Fisher Diagonal Module#

The Fisher Diagonal module provides functions to compute the diagonal elements of Fisher Information Matrices.

Empirical Fisher Diagonal#

torch_secorder.approximations.fisher_diagonal.empirical_fisher_diagonal(model: Module, loss_fn: Callable[[Tensor, Tensor], Tensor], inputs: Tensor, targets: Tensor) List[Tensor][source]#

Compute the diagonal elements of the Empirical Fisher Information Matrix.

The Empirical Fisher is approximated by the squared gradients of the loss with respect to the model parameters. This function computes the diagonal elements of this approximation for each parameter.

Parameters:
  • model – The PyTorch model.

  • loss_fn – The loss function, e.g., nn.CrossEntropyLoss() or nn.MSELoss().

  • inputs – Input tensor to the model.

  • targets – Target tensor for the loss function.

Returns:

A list of tensors, each containing the diagonal elements of the EFIM for the corresponding parameter.

Example:#

import torch
import torch.nn as nn
from torch_secorder.approximations.fisher_diagonal import empirical_fisher_diagonal

# Define a simple model and loss function
class SimpleModel(nn.Module):
    def __init__(self):
        super().__init__()
        self.linear = nn.Linear(10, 2)

    def forward(self, x):
        return self.linear(x)

model = SimpleModel()
loss_fn = nn.CrossEntropyLoss()
inputs = torch.randn(5, 10)  # Batch size 5, input dim 10
targets = torch.randint(0, 2, (5,)) # Batch size 5, 2 classes

# Compute the Empirical Fisher Diagonal
efim_diagonal = empirical_fisher_diagonal(model, loss_fn, inputs, targets)

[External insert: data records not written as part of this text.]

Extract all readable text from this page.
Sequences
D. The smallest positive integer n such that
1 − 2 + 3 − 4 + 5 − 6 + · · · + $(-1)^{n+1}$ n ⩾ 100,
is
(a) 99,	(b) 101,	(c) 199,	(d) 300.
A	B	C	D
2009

print("Empirical Fisher Diagonal:", efim_diagonal)

Generalized Fisher Diagonal#

torch_secorder.approximations.fisher_diagonal.generalized_fisher_diagonal(model: Module, outputs: Tensor, targets: Tensor, loss_type: str = 'nll', create_graph: bool = False) List[Tensor][source]#

Compute the diagonal elements of the Generalized Fisher Information Matrix.

The Generalized Fisher Information Matrix (GFIM) is defined as the expectation of the outer product of the gradients of the log-likelihood with respect to the parameters. This function computes the diagonal elements of this approximation.

Parameters:
  • model – The PyTorch model.

  • outputs – The raw outputs (e.g., logits) from the model.

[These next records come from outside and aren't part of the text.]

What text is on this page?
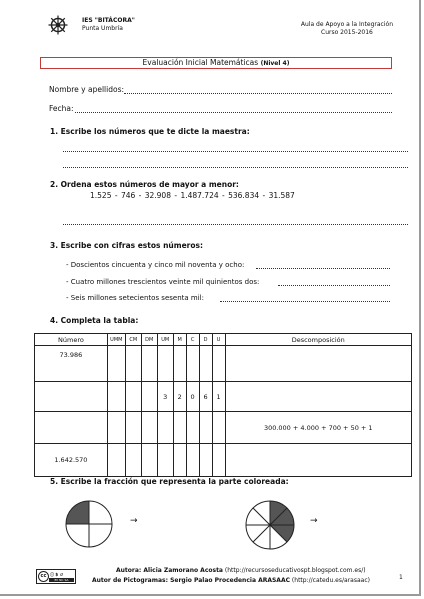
IES "BITÁCORA"
Punta Umbría
Aula de Apoyo a la Integración
Curso 2015-2016
Evaluación Inicial Matemáticas (Nivel 4)
Nombre y apellidos:
Fecha:
1. Escribe los números que te dicte la maestra:
2. Ordena estos números de mayor a menor:
1.525 - 746 - 32.908 - 1.487.724 - 536.834 - 31.587
3. Escribe con cifras estos números:
- Doscientos cincuenta y cinco mil noventa y ocho:
- Cuatro millones trescientos veinte mil quinientos dos:
- Seis millones setecientos sesenta mil:
4. Completa la tabla:
Número	UMM	CM	DM	UM	M	C	D	U	Descomposición
73.986									
				3	2	0	6	1	
									300.000 + 4.000 + 700 + 50 + 1
1.642.570									
5. Escribe la fracción que representa la parte coloreada:
→	→
cc ⓘ $ ↺
BY NC SA
Autora: Alicia Zamorano Acosta (http://recursoseducativospt.blogspot.com.es/)
Autor de Pictogramas: Sergio Palao Procedencia ARASAAC (http://catedu.es/arasaac)	1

  • targets – The target tensor (e.g., class labels or regression targets).

  • loss_type – Specifies the type of likelihood. Currently supports ‘nll’ (Negative Log Likelihood).

  • create_graph – If True, the computational graph will be constructed, allowing for higher-order derivatives.

Returns:

A list of tensors, each containing the diagonal elements of the GFIM for the corresponding parameter.

Raises:

NotImplementedError – If an unsupported loss_type or output shape is provided.

Example:#

import torch
import torch.nn as nn
import torch.nn.functional as F
from torch_secorder.approximations.fisher_diagonal import generalized_fisher_diagonal

# Define a simple model
class SimpleModel(nn.Module):
    def __init__(self):
        super().__init__()
        self.linear = nn.Linear(10, 2)

    def forward(self, x):
        return self.linear(x)

model = SimpleModel()
inputs = torch.randn(5, 10)
outputs = model(inputs)  # Logits
targets = torch.randint(0, 2, (5,)) # Class labels

# Compute the Generalized Fisher Diagonal (NLL loss type)
gfim_diagonal = generalized_fisher_diagonal(model, outputs, targets, loss_type="nll")

print("Generalized Fisher Diagonal:", gfim_diagonal)

Notes#

  1. The Fisher diagonal computation can be used to approximate the Hessian’s diagonal for second-order optimization.

  2. The create_graph parameter for generalized_fisher_diagonal allows for computing higher-order derivatives if needed, but this increases memory usage.